The training process emphasizes qualitative improvements in coherence, fluency, and factual grounding, demonstrating competitive results even with fewer tokens compared to larger-scale models.

This checkpoint represents the model's state at 5,100 training steps. Validation loss and downstream performance benchmarks demonstrate notable early improvements in text fluency and alignment with prompts.

Training Code

The training script, including configurations and instructions, is open-sourced and available here:
📄 DMaS-LLaMa-Lite Training Code

Usage

You can load the model with Hugging Face Transformers library:

from transformers import AutoModelForCausalLM, AutoTokenizer

model_name = "McGill-DMaS/DMaS-LLaMa-Lite-step-5.1k"
tokenizer = AutoTokenizer.from_pretrained(model_name)
model = AutoModelForCausalLM.from_pretrained(model_name)
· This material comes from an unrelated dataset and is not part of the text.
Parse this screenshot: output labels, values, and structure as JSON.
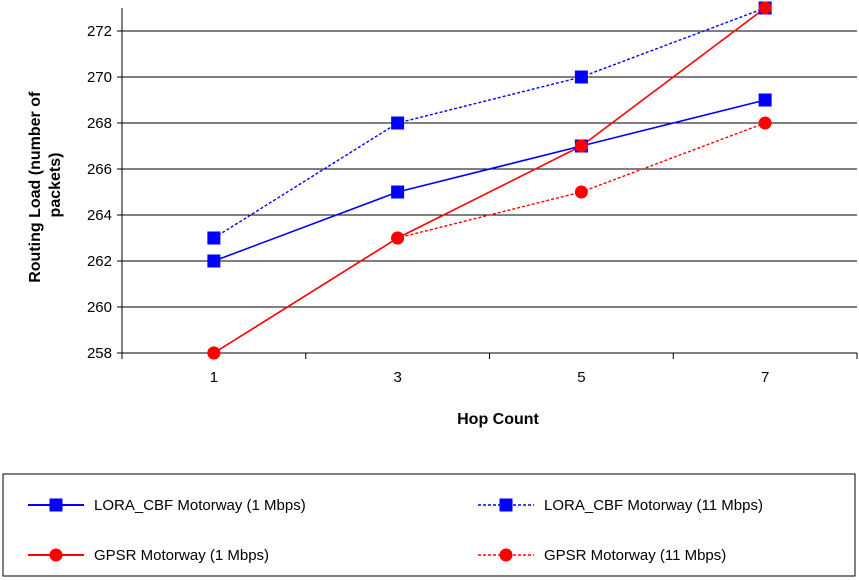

inputs = tokenizer("The Pyramids of Giza in Egypt are some of the oldest man-made structures in the world.", return_tensors="pt")
outputs = model.generate(**inputs, max_length=50)
print(tokenizer.decode(outputs[0], skip_special_tokens=True))

Citation

If you use this model or its training insights in your work, please cite the following paper:

@article{li2024effectiveness,
  title={Experience of Training a 1.7B-Parameter LLaMa Model From Scratch},
  author={Li, Miles Q and Fung, Benjamin and Huang, Shih-Chia},
  journal={arXiv preprint arXiv:2412.13335},
  year={2024}
}

License

This model and code are released under the Apache License 2.0. Please check the respective repositories for detailed terms.